In statistical learning theory, isn’t there a problem of overfitting on a test set?

Let’s consider the problem about classifying the MNIST dataset.

According to Yann LeCun’s MNIST Webpage, ‘Ciresan et al.’ got 0.23% error rate on MNIST test set using Convolutional Neural Network.

Let’s denote MNIST training set as $D_{train}$, MNIST test set as $D_{test}$, the final hypothesis they obtained using $D_{train}$ as $h_{1}$,and their error rate on MNIST Test set using $h_{1}$ as $E_{test}(h_{1}) = 0.0023$.

In their viewpoint, since $D_{test}$ is randomly sampled test set from input space regardless of $h_{1}$, they can insist that out-of-sample error performance of their final hypothesis $E_{out}(h_{1})$ is bounded as following from Hoeffding’s Inequality
$$P[|E_{out}(h_{1}) – E_{test}(h_{1})| < \epsilon|] \geq 1 – 2e^{2\epsilon^{2}N_{test}}$$
where $N_{test}=|D_{test}|$.

In other words, at least probability $1-\delta$,
$$E_{out}(h_1) \leq E_{test}(h_1) + \sqrt{{1 \over 2N_{test}}ln{2\over\delta}}$$

Let’s consider another viewpoint.
Suppose that some person wants to classify MNIST test set well. So he first looked at Yann LeCun’s MNIST Webpage, and found following results obtained by other people using 8 different models,

and picked his model $g$ which performed best on the MNIST test set among 8 models.

For him, the learning process was picking a hypothesis $g$ which performed best on test set $D_{test}$ from a hypothesis set $H_{trained}=\{h_1, h_2, .. ,h_8\}$.
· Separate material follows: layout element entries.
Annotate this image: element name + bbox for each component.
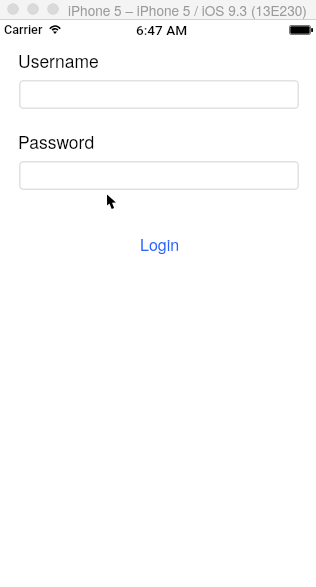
button[interactable]: Minimize xyxy=(27,3,39,15)
staticText: 6:47 AM xyxy=(136,22,188,38)
staticText: Username xyxy=(18,48,99,73)
staticText: Carrier xyxy=(4,22,43,37)
button[interactable]: Login xyxy=(2,233,316,255)
button[interactable]: Zoom xyxy=(47,3,59,15)
other: Wi-Fi xyxy=(49,25,61,34)
staticText: Password xyxy=(18,129,95,154)
button[interactable] xyxy=(19,80,299,109)
button[interactable]: Close xyxy=(7,3,19,15)
staticText: iPhone 5 – iPhone 5 / iOS 9.3 (13E230) xyxy=(68,0,307,19)
button[interactable] xyxy=(19,161,299,190)
staticText: Login xyxy=(140,233,180,255)
other: Battery full xyxy=(289,25,313,35)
Thus, the error on test set $E_{test}(g)$ is ‘in-sample’ error for this learning process, so he can apply the VC bound for finite hypothesis sets as following inequality.
$$P[|E_{out}(g)-E_{in}(g)|<\epsilon] \geq 1 – 2|H_{trained}|e^{2\epsilon^{2}N_{test}}$$

In other words, at least probability $1-\delta$,
$$E_{out}(g) \leq E_{test}(g) + \sqrt{{1 \over 2N_{test}}ln{2|H_{trained}|\over\delta}}$$

This result implies that there could be overfitting on test set if we pick the model performs best among several models.

In this case, the person might pick $h_{1}$, which has the lowest error rate $E_{test}(h_{1}) = 0.0023$. Since $h_{1}$ is the best hypothesis among 8 models on this particular test set $D_{test}$, there could be some possibility that $h_{1}$ is a hypothesis overfitted on the MNIST test set.

Thus, this person can insist the following inequality.
$$E_{out}(h_1) \leq E_{test}(h_1) + \sqrt{{1 \over 2N_{test}}ln{2|H_{trained}|\over\delta}}$$

Consequently, we got two inequalities
$$P[\;E_{out}(h_1) \leq E_{test}(h_1) + \sqrt{{1 \over 2N_{test}}ln{2\over\delta}}\;] \geq 1-\delta$$ and
$$P[\;E_{out}(h_1) \leq E_{test}(h_1) + \sqrt{{1 \over 2N_{test}}ln{2|H_{trained}|\over\delta}}\;] \geq 1-\delta$$.

Howerver, it is obvious that these two inequalities are incompatible.

Where am I doing wrong? Which one is right and which one is wrong?

If the latter is wrong, what is the right way to apply the VC bound for finite hypothesis sets in this case?

Among those two inequalities, I think the later is wrong. In brief, what’s wrong here is the identity $g=h_1$ given that $g$ is a function of the test data while $h_1$ is a model that is independent of test data.

In fact, $g$ is one of the 8 models in $H_{trained} = \{ h_1, h_2,…, h_8 \}$ that best predicts test set $D_{test}$.

Therefore, $g$ is a function of $D_{test}$. For a specific test set, $D^*_{test}$ (like the one you mentioned), it could happens that $g(D^*_{test}) = h_1$, but in general, depending on the test set, $g(D_{test})$ could take any value in $H_{trained}$. On the other hand $h_1$ is just one value in $H_{trained}$.

For the other question:

If the latter is wrong, what is the right way to apply the VC bound for finite hypothesis sets in this case?

Just don’t replace $g$ by $h_1$, you will get the correct bound (for $g$, of course) and it will have no conflict with the other bound (which is for $h_1$).